If the Wu-Tang Clan's RZA gets his way, you’ll probably never hear the rap group’s latest album, Once Upon a Time in Shaolin. The sole extant recording of its 31 tracks sits locked away in a hand-carved nickel and silver container inside a cedar box swathed in black cow leather in Morocco, waiting to be sold off by the auction house of Damien Hirst and David LaChapelle for a minimum bid of $5 million. The songs' copyrights aren’t for sale, though; the plan is for the band to wait 88 years before officially releasing the record, meaning that fans will have to wait to find out via whatever will have replaced iTunes in 2103.
All of this has been called a stunt, but it’s also trying to be a statement. "In an age where the work of musicians is increasingly perceived as being as accessible, affordable, and expendable as a box of paperclips, acknowledgement of the profound artistry required to write a moving verse, produce a transformative album, or navigate a formidable career, is often reduced to an unread liner note,” reads an online message from RZA and Paddle8 auction-house cofounder Alexander Gilkes. “Such a scenario in the art world—if the only Picassos to be seen were postcards—is unimaginable."
You can see Once Upon a Time in Shaolin as another musician's rebellion against the streaming age, akin to Bjork keeping her album from Spotify and saying “It’s not about the money; it’s about respect,” or Hot Chip selling each copy of its forthcoming record with different, one-of-a-kind packaging. But as Flavorwire’s Jonathan Sturgeon points out, you can also see it as part of a a different trend: rap’s fascination with high art. Last year, Jay Z performed his painter-referencing “Picasso Baby” at Pace Gallery for six hours with the assistance of the performance artist Maria Abramovich. Kanye West increasingly compares himself to masters of the canvas. And judging by Genius’s Rap Stats feature, which indexes rap lyrics, he’s not alone:
Rap rose from an economic underclass and has often been maligned by highbrow tastemakers as crude or unmusical; more than three decades into its existence, it seems natural for it to want the same reverence given to Western culture’s most vaunted creators. That certainly seems to be the rationale behind Once Upon a Time in Shaolin. On Monday, a 13-minute sampler of it played at the Museum of Modern Art's PS1 outpost for some journalists, art-world types, music-industry professionals, and radio-contest winners; on stage, according to Sturgeon, a Paddle8 representative told the audience that the release would now be “anchored forever in the realms of fine art.”

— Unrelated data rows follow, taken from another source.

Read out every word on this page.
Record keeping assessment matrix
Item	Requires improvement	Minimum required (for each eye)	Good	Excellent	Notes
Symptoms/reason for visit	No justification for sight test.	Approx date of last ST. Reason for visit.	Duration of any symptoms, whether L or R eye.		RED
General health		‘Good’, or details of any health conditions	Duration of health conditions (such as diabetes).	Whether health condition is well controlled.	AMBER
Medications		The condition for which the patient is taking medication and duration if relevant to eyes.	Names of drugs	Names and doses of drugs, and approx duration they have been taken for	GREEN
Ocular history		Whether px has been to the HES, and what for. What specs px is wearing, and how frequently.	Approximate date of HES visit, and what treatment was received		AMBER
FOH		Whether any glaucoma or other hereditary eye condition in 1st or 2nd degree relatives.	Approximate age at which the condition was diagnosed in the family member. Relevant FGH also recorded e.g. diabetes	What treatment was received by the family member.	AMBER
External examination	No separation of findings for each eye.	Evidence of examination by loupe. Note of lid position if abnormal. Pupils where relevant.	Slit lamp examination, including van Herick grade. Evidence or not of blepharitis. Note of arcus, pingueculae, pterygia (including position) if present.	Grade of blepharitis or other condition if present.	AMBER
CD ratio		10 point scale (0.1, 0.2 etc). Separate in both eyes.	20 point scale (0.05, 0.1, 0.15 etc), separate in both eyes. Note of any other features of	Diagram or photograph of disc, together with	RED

Which is nice, except for one thing: Rap already is art—a creative outlet that expresses big truths and provokes aesthetic responses. Wu-Tang, with its post-modern mashup of comic-book tropes, kung-fu sounds, and vivid tales of urban struggle, has long been one of the poster kids for that idea. If each CD costs a lot less than an original painting, that’s because it’s an entirely different item; musicians get as rich as major painters when their products become common, not scarce. Besides, artists like Picasso owe much of their cultural prominence to reproductions like the postcards that RZA and Gilkes scoff at, and many fans say it's an affront for a band that once spoke for the streets to reserve its latest project for rich elites.
While West is as sure as anyone that he’s a capital-a Artist, he’s actually taken the opposite route from Wu-Tang lately. On Monday at Oxford University (where he said, as is typical, he could be “Picasso or greater”), he flipped rap's historical material hunger on its head while talking about wanting to make couture clothes for the masses. “There should never be a $5,000 sweater,” he said. “You know what should cost $5,000? A car should be $5,000. And you know who should work on the car? The people that work on the $500,000 cars. All the best talent in the world needs to work for the people. And I am so fucking serious about this concept that I will stand in front of anyone and fight for it. Because I was 14 and middle class. I know what it felt like to not get what I have."
Wu-Tang, meanwhile, is buying into old ideas about excellence being affiliated with price-point and exclusivity and connections. There's been a lot of criticism of the 88-year plan, and on Tuesday, Wu-Tang rapper Method Man called it "stupid." Band leader RZA shot back on Twitter saying that the scheme means "corporations can't buy [the album] & mass produce it," though it's unclear how that jibes with his previous statement that Once Upon a Time will remain "unheard and never to be released." Maybe it's all a hoax, and maybe the band will leak its new songs tomorrow. Otherwise, regardless of what Once Upon a Time in Shaolin sells for, the answer to whether it's an artistic masterpiece sits in those boxes in Morocco, and may not be answered for 88 years.